SEM

Search engine marketing (SEM) is a form of Internet marketing that involves the promotion of websites by increasing their visibility in search engine results pages (SERPs) primarily through paid advertising. SEM may incorporate search engine optimization (SEO), which adjusts or rewrites website content and site architecture to achieve a higher ranking in search engine results pages to enhance pay per click (PPC) listings.

Market
In 2007, U.S. advertisers spent US $24.6 billion on search engine marketing. In Q2 2015, Google (73.7%) and the Yahoo/Bing (26.3%) partnership accounted for almost 100% of U.S. search engine spend.[4] As of 2006, SEM was growing much faster than traditional advertising and even other channels of online marketing.[5] Managing search campaigns is either done directly with the SEM vendor or through an SEM tool provider. It may also be self-serve or through an advertising agency. As of October 2016, Google leads the global search engine market with a market share of 89.3%. Bing comes second with a market share of 4.36%, Yahoo comes third with a market share of 3.3%, and Chinese search engine Baidu is fourth globally with a share of about 0.68%.

Comparison with SEO
SEM is the wider discipline that incorporates SEO. SEM includes both paid search results (using tools like Google Adwords or Bing Ads, formerly known as Microsoft adCenter) and organic search results (SEO). SEM uses paid advertising with AdWords or Bing Ads, pay per click (particularly beneficial for local providers as it enables potential consumers to contact a company directly with one click), article submissions, advertising and making sure SEO has been done. A keyword analysis is performed for both SEO and SEM, but not necessarily at the same time. SEM and SEO both need to be monitored and updated frequently to reflect evolving best practices.
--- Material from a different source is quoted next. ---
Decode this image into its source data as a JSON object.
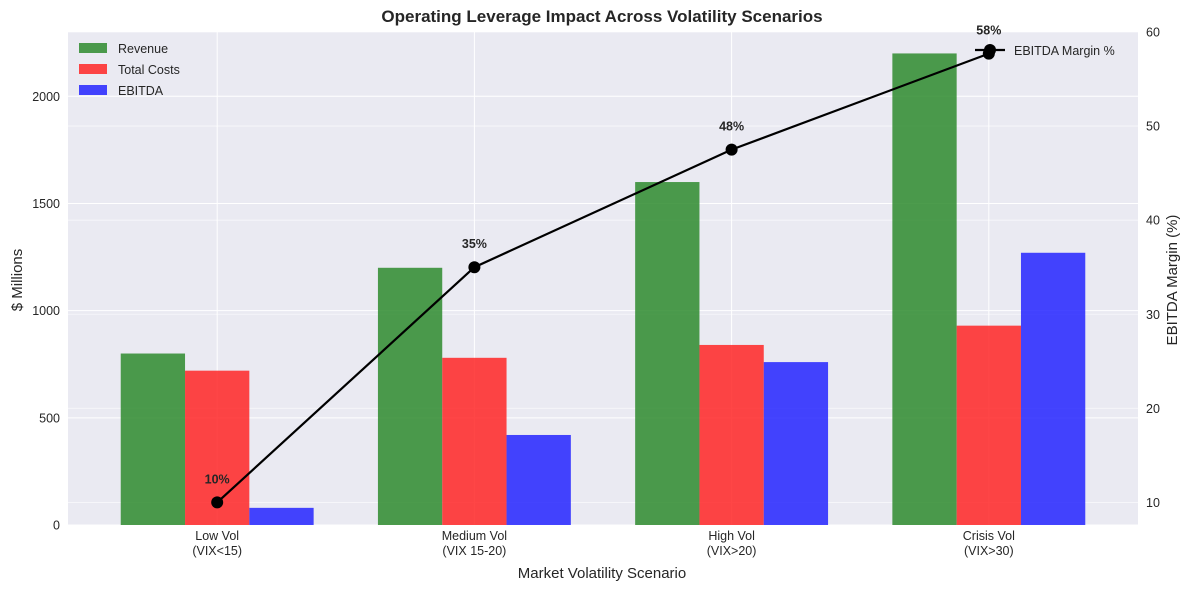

In some contexts, the term SEM is used exclusively to mean pay per click advertising, particularly in the commercial advertising and marketing communities which have a vested interest in this narrow definition. Such usage excludes the wider search marketing community that is engaged in other forms of SEM such as search engine optimization and search retargeting.

Creating the link between SEO and PPC represents an integral part of the SEM concept. Sometimes, especially when separate teams work on SEO and PPC and the efforts are not synced, positive results of aligning their strategies can be lost. The aim of both SEO and PPC is maximizing the visibility in search and thus, their actions to achieve it should be centrally coordinated. Both teams can benefit from setting shared goals and combined metrics, evaluating data together to determine future strategy or discuss which of the tools works better to get the traffic for selected keywords in the national and local search results. Thanks to this, the search visibility can be increased along with optimizing both conversions and costs.